Coffee goes stale a lot faster than tea. So while freshly ground coffee would have no real problems being steeped in a bag it’s a really bad idea to package and ship preground coffee in a bunch of tiny little baggies. You would have to seal each bag in something airtight individually. Which is going to be more expensive than just buying a can of it, and lower quality than a bag of fresh beans. Without all of the convenience (real or perceived) of something like a kurig.
As for why tea is steeped in bags other than some other method? Well, you totally can use other methods and lots of people do. Tea bags are just super easy.
You can get coffee bags. And lose tea will brew perfectly fine in a French press. I have not actually tried brewing tea in a coffee machine but I suspect the leaves will make it hard for the water to soak through well. It is more traditional.

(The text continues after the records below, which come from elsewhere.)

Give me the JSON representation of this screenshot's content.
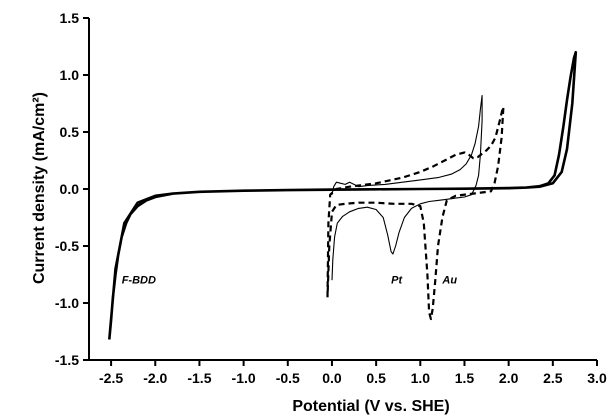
{
  "chart_data": {
    "type": "line",
    "title": "",
    "xlabel": "Potential (V vs. SHE)",
    "ylabel": "Current density (mA/cm²)",
    "xlim": [
      -2.75,
      3.0
    ],
    "ylim": [
      -1.5,
      1.5
    ],
    "xticks": [
      "-2.5",
      "-2.0",
      "-1.5",
      "-1.0",
      "-0.5",
      "0.0",
      "0.5",
      "1.0",
      "1.5",
      "2.0",
      "2.5",
      "3.0"
    ],
    "yticks": [
      "-1.5",
      "-1.0",
      "-0.5",
      "0.0",
      "0.5",
      "1.0",
      "1.5"
    ],
    "grid": false,
    "legend": "none",
    "annotations": [
      {
        "text": "F-BDD",
        "x": -2.38,
        "y": -0.83
      },
      {
        "text": "Pt",
        "x": 0.67,
        "y": -0.83
      },
      {
        "text": "Au",
        "x": 1.25,
        "y": -0.83
      }
    ],
    "series": [
      {
        "style": "thick-solid",
        "x": [
          -2.52,
          -2.5,
          -2.48,
          -2.45,
          -2.42,
          -2.38,
          -2.33,
          -2.28,
          -2.2,
          -2.1,
          -2.0,
          -1.8,
          -1.5,
          -1.0,
          -0.5,
          0.0,
          0.5,
          1.0,
          1.5,
          2.0,
          2.2,
          2.35,
          2.45,
          2.52,
          2.57,
          2.62,
          2.66,
          2.7,
          2.74,
          2.76,
          2.72,
          2.66,
          2.6,
          2.5,
          2.35,
          2.2,
          2.0,
          1.5,
          1.0,
          0.5,
          0.0,
          -0.5,
          -1.0,
          -1.5,
          -1.8,
          -2.0,
          -2.2,
          -2.35,
          -2.45,
          -2.52
        ],
        "y": [
          -1.32,
          -1.15,
          -0.95,
          -0.75,
          -0.58,
          -0.42,
          -0.3,
          -0.22,
          -0.15,
          -0.1,
          -0.07,
          -0.04,
          -0.025,
          -0.015,
          -0.01,
          -0.005,
          -0.003,
          0.0,
          0.003,
          0.008,
          0.013,
          0.025,
          0.05,
          0.12,
          0.3,
          0.55,
          0.78,
          0.98,
          1.15,
          1.2,
          0.75,
          0.35,
          0.15,
          0.05,
          0.02,
          0.012,
          0.007,
          0.003,
          0.0,
          -0.003,
          -0.006,
          -0.01,
          -0.015,
          -0.025,
          -0.04,
          -0.06,
          -0.12,
          -0.3,
          -0.7,
          -1.32
        ]
      },
      {
        "name": "Pt",
        "style": "thin-solid",
        "x": [
          0.0,
          0.02,
          0.05,
          0.1,
          0.15,
          0.2,
          0.25,
          0.3,
          0.4,
          0.6,
          0.8,
          1.0,
          1.2,
          1.35,
          1.45,
          1.52,
          1.58,
          1.62,
          1.66,
          1.68,
          1.7,
          1.7,
          1.68,
          1.66,
          1.63,
          1.58,
          1.5,
          1.4,
          1.3,
          1.2,
          1.1,
          1.0,
          0.9,
          0.82,
          0.76,
          0.72,
          0.69,
          0.67,
          0.63,
          0.58,
          0.5,
          0.4,
          0.3,
          0.2,
          0.12,
          0.06,
          0.03,
          0.01,
          0.0
        ],
        "y": [
          -0.05,
          0.02,
          0.06,
          0.05,
          0.04,
          0.06,
          0.04,
          0.02,
          0.03,
          0.04,
          0.06,
          0.08,
          0.1,
          0.13,
          0.17,
          0.22,
          0.3,
          0.4,
          0.55,
          0.7,
          0.82,
          0.6,
          0.3,
          0.12,
          0.03,
          -0.05,
          -0.07,
          -0.08,
          -0.09,
          -0.1,
          -0.11,
          -0.13,
          -0.17,
          -0.25,
          -0.38,
          -0.5,
          -0.57,
          -0.55,
          -0.4,
          -0.25,
          -0.18,
          -0.16,
          -0.17,
          -0.2,
          -0.24,
          -0.3,
          -0.42,
          -0.62,
          -0.8
        ]
      },
      {
        "name": "Au",
        "style": "thick-dashed",
        "x": [
          -0.05,
          -0.04,
          -0.02,
          0.05,
          0.2,
          0.5,
          0.8,
          1.0,
          1.15,
          1.3,
          1.4,
          1.5,
          1.55,
          1.6,
          1.65,
          1.7,
          1.75,
          1.8,
          1.85,
          1.9,
          1.93,
          1.94,
          1.92,
          1.88,
          1.84,
          1.8,
          1.6,
          1.4,
          1.3,
          1.25,
          1.2,
          1.17,
          1.14,
          1.12,
          1.1,
          1.08,
          1.04,
          1.0,
          0.9,
          0.7,
          0.5,
          0.3,
          0.15,
          0.05,
          0.0,
          -0.03,
          -0.05
        ],
        "y": [
          -0.95,
          -0.3,
          -0.05,
          0.0,
          0.02,
          0.05,
          0.1,
          0.15,
          0.2,
          0.26,
          0.3,
          0.32,
          0.3,
          0.27,
          0.28,
          0.31,
          0.34,
          0.38,
          0.45,
          0.6,
          0.7,
          0.72,
          0.45,
          0.2,
          0.05,
          -0.02,
          -0.04,
          -0.06,
          -0.1,
          -0.25,
          -0.5,
          -0.8,
          -1.05,
          -1.14,
          -1.08,
          -0.75,
          -0.3,
          -0.15,
          -0.13,
          -0.13,
          -0.12,
          -0.12,
          -0.13,
          -0.14,
          -0.2,
          -0.5,
          -0.95
        ]
      }
    ]
  }
}
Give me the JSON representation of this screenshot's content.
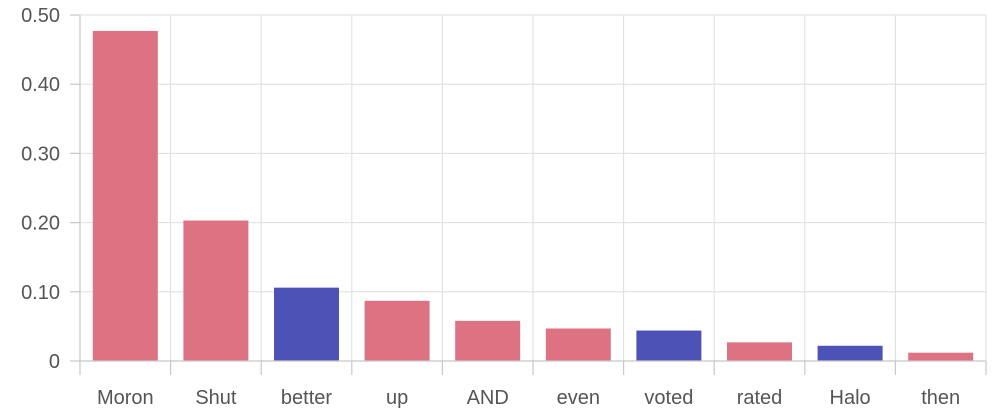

Ground coffee needs to be kept away from air as it will go stale while tea can be kept in the open. So coffee bags can be hard to store like tea bags.
The reason why people go to the trouble to press coffee rather than steep it in a bag is that when water runs over coffee and extracts flavor, the first flavor it extracts is the flavor people like the most. The flavor that is extracted over time, such as by steeping the coffee or having the grounds exposed to water for a longer time, is more bitter and most people are turned off by it. That’s not the case with tea so it’s fine to soak tea leaves, they’re still yummy. But by pressing water over coffee (FYI: the root word of espresso is “press”), you are minimizing the length of time the coffee is wet and you’re getting out of that coffee the freshest, first, tastiest results of the water being pressed over it. This is a lot of trouble, and it’s not at all needed to get the good flavor out of tea leaves, so nobody bothers doing it for tea.